Caring for our elders is one of the traits that is uniquely attributed to the human experience. In fact, years before there were modern technologies or advanced medication, our ancestors took great care of their elderly and greatly respected their wisdom. More recently, we have picked up on a few trends that seem to be rapidly changing the way long-term care organizations approach their services. The following are some of the newest trends in family caregiving and how you can adapt to them:
Caregivers are Outnumbered
One rather concerning trend, is that the number of family and professional carers is slowly being outpaced by the number of elders in need of care. In fact, interest in caregiving as a career choice has rapidly diminished in recent years, making finding more ways to encourage individuals to develop a career in the industry more important. One way to combat the potential shortages is teaching carers new skills, and providing incentives so they can advance up the career ladder. Employers in the long-term care industry might also encourage individuals to become carers by highlighting the positive impact that they make in the lives of elders.
Carers Perform Complex Tasks
In the past, carers were primarily responsible for the personal care needs for the elderly, leaving more complex medical tasks to licensed professionals. These days, carers are trained to provide assistance with medication reminders, catheter cleaning and drainage and a myriad of other skills that improves their worth and flexibility. Properly educating carers on complex tasks is incredibly important as providing these services allows the elderly to receive care in the home.
A Holistic Approach is Important to Provide the Best Possible Care
While carers often take the lead in providing care for elders, it is important that nurses, doctors, pharmacists, therapists, and other pertinent healthcare professions are a part of the holistic plan of care. Jesse Lyle Bootman has spent much time researching the positive benefits of an inquisitive doctor that is capable of understanding their patients and providing for their needs. By taking a proactive approach instead of a reactive one, it is possible to provide better care services by establishing a better understanding of what seniors need and to access pertinent services they need.
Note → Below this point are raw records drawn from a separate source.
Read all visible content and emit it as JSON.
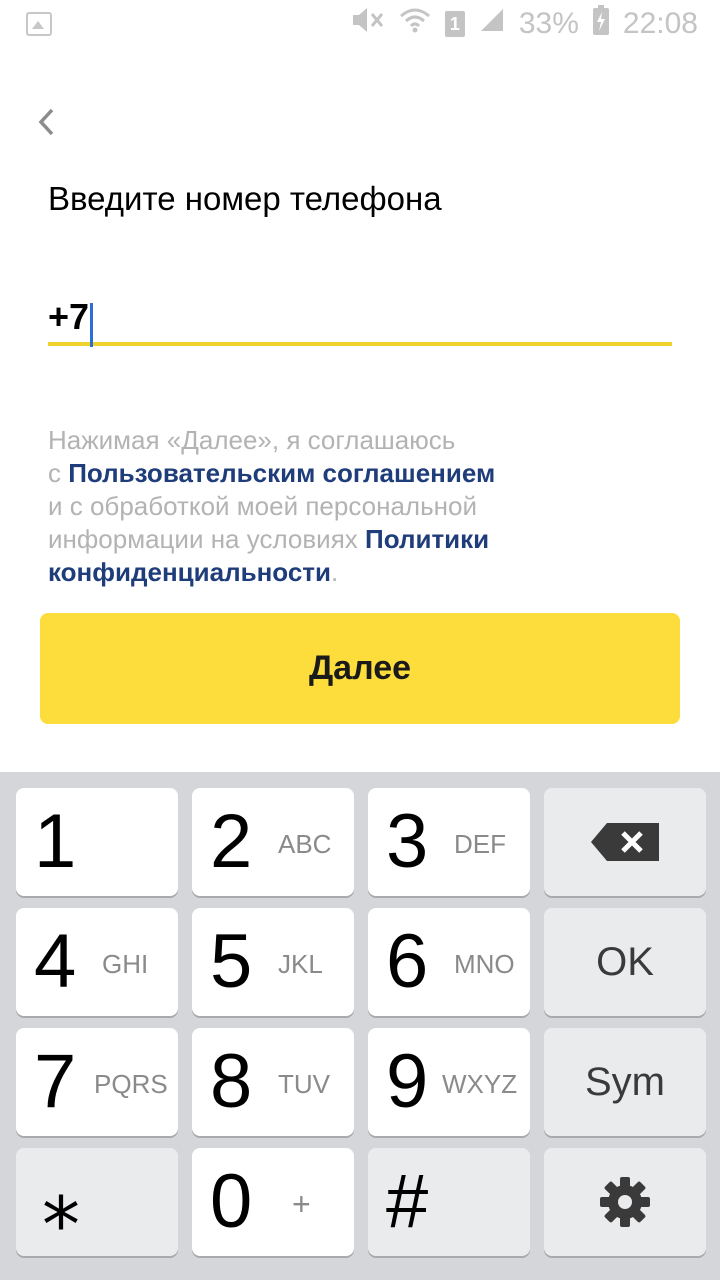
{
  "status_bar": {
    "battery_percent": "33%",
    "time": "22:08",
    "sim_label": "1",
    "icons": [
      "image-icon",
      "mute-icon",
      "wifi-icon",
      "sim-icon",
      "signal-icon",
      "battery-charging-icon"
    ]
  },
  "header": {
    "back_icon": "chevron-left-icon",
    "title": "Введите номер телефона"
  },
  "phone_input": {
    "value": "+7"
  },
  "legal": {
    "part1": "Нажимая «Далее», я соглашаюсь",
    "part2": "с ",
    "link1": "Пользовательским соглашением",
    "part3": "и с обработкой моей персональной",
    "part4": "информации на условиях ",
    "link2_a": "Политики",
    "link2_b": "конфиденциальности",
    "part5": "."
  },
  "next_button": {
    "label": "Далее",
    "color": "#fddd3b"
  },
  "keyboard": {
    "keys": [
      {
        "digit": "1",
        "letters": ""
      },
      {
        "digit": "2",
        "letters": "ABC"
      },
      {
        "digit": "3",
        "letters": "DEF"
      },
      {
        "icon": "backspace-icon"
      },
      {
        "digit": "4",
        "letters": "GHI"
      },
      {
        "digit": "5",
        "letters": "JKL"
      },
      {
        "digit": "6",
        "letters": "MNO"
      },
      {
        "label": "OK"
      },
      {
        "digit": "7",
        "letters": "PQRS"
      },
      {
        "digit": "8",
        "letters": "TUV"
      },
      {
        "digit": "9",
        "letters": "WXYZ"
      },
      {
        "label": "Sym"
      },
      {
        "digit": "⁎",
        "letters": ""
      },
      {
        "digit": "0",
        "letters": "+"
      },
      {
        "digit": "#",
        "letters": ""
      },
      {
        "icon": "gear-icon"
      }
    ]
  }
}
Many Employees are also Caregivers
Many large companies are noticing a trend in the number of their employees that are caring for an elder of a child with special needs in addition to working full time. Juggling caregiving responsibilities can negatively impact an employee’s performance. As a result, some working caregivers may miss advancement opportunities. There are multiple ways employers can support working caregivers, however, it generally involves the kindness of the company to understand the conditions of their employees. With a better understanding, companies can provide services to help with employees with their caregiving roles and offer peace of mind by ensuring that their employees won’t miss out on benefits and advancement opportunities as a result of taking care of a love one.